As rights groups decry Supreme Court decision, Pentagon says not all trans troops are banned

While transgender rights advocates are denouncing the decision Tuesday by the U.S. Supreme Court to allow the Pentagon to temporarily implement a policy barring some transgender individuals from military service, the Pentagon says currently-serving transgender troops will not be kicked out.

“As always, we treat all transgender persons with respect and dignity,” said a statement issued shortly after the high court’s decision. “DoD’s proposed policy is NOT a ban on service by transgender persons.”

After President Trump tweeted in 2017 his intention to ban all service by transgender troops, reversing an Obama administration policy, then-Defense Secretary Jim Mattis fashioned a compromise policy that allowed current serving troops to remain, along with new recruits who were willing to serve in their biological birth gender.

The policy would ban most individuals “with a history or diagnosis of gender dysphoria,” who require substantial medical treatment, including medications and surgery.

The implementation of that 2018 policy has been delayed by four separate lawsuits by transgender rights groups who argue the policy is discriminatory and not based on sound medical science.

Tuesday’s Supreme Court ruling is not the final disposition of the issue, but lifts all the temporary injections that had been blocking the policy from being put into effect.

The Pentagon did not immediately say how soon the rules might become operative, but stressed that the overriding concern in maintaining the highest levels of combat effectiveness.

“It is critical that DoD be permitted to implement personnel policies that it determines are necessary to ensure the most lethal and combat effective fighting force in the world,” the statement said. “DoD’s proposed policy is based on professional military judgment and will ensure that the U.S. Armed Forces remain the most lethal and combat effective fighting force in the world.”

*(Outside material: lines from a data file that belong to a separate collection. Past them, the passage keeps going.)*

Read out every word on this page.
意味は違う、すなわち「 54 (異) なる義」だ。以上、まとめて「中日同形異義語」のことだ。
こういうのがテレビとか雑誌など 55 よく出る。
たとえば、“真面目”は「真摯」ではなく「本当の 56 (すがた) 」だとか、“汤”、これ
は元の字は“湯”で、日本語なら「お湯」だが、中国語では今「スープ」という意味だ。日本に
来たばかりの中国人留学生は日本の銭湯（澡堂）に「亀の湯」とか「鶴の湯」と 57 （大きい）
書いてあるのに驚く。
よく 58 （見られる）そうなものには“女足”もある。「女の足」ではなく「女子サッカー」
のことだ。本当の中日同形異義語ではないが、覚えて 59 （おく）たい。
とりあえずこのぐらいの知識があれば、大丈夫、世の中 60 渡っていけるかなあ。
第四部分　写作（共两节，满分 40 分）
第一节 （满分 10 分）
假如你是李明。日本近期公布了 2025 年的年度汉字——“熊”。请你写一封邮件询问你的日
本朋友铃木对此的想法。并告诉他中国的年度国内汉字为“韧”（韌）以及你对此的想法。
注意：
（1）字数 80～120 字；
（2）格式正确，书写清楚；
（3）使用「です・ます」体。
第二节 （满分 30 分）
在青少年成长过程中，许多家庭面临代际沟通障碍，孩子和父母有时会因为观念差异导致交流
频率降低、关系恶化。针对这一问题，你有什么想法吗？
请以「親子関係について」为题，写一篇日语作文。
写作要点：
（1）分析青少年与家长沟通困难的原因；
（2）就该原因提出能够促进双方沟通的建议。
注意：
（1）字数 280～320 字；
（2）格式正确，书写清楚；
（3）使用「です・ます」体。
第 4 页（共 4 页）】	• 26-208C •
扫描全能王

Advocates for transgender troops argue that there is no diminution of effectiveness by allowing troops who have changed their gender identify to serve in the armed forces.

“For more than 30 months, transgender troops have been serving our country openly with valor and distinction, but now the rug has been ripped out from under them, once again,” said Peter Renn, an attorney with the group Lambda Legal. “We will redouble our efforts to send this discriminatory ban to the trash heap of history where it belongs.”

“Multiple federal courts have recognized that excluding qualified individuals simply because they are transgender is contrary to basic constitutional principles of equality and fairness,” said Shannon Minter, legal director of National Center for Lesbian Rights, one of the groups representing transgender plaintiffs.

Other groups called on the Pentagon not to enforce the ban, until the legal arguments are exhausted, and even after that.

“It’s critical to understand that the military is not required, and has no need, to reinstate the transgender ban, which would cause destabilizing whipsaws in personnel policy,” said Aaron Belkin, director of the Palm Center.

“The Defense Department should not reinstate the transgender ban because it would undermine readiness, cause significant disruptions and uncertainty, deprive the military of much-needed talent, and wreak havoc with the lives and careers of the 14,700 transgender troops bravely protecting our nation’s security,” Belkin said.

Attorneys from GLBTQ Legal Advocates & Defenders and National Center for Lesbian Rights are among the groups representing plaintiffs in cases challenging the ban.

“The Trump administration’s cruel obsession with ridding our military of dedicated and capable service members because they happen to be transgender defies reason and cannot survive legal review,” said Jennifer Levi director of GLBTQ Legal Advocates & Defenders or “GLAD.”

“The Supreme Court’s decisions today are perplexing to say the least: on the one hand denying the Trump administration’s premature request for review of lower court rulings before appellate courts have ruled and rebuffing the administration’s attempt to skirt established rules; and yet on the other allowing the administration to begin to discriminate, at least for now, as the litigation plays out,” said Renn.

“We will redouble our efforts to send this discriminatory ban to the trash heap of history where it belongs.”

The decision drew an immediate rebuke from the new chairman of the House Armed Services Committee, now controlled by Democrats.

“I am extremely disappointed in the Supreme Court’s decision to allow the Trump administration to enforce its discriminatory ban on transgender military service without proper due process in the courts,” said Rep. Adam Smith, D-Wash. “Anyone who is qualified and willing should be allowed to serve their country openly, without their career being affected by an arbitrary, discriminatory directive from the President. We have fought against this bigoted policy at every step, and we will continue to do so.”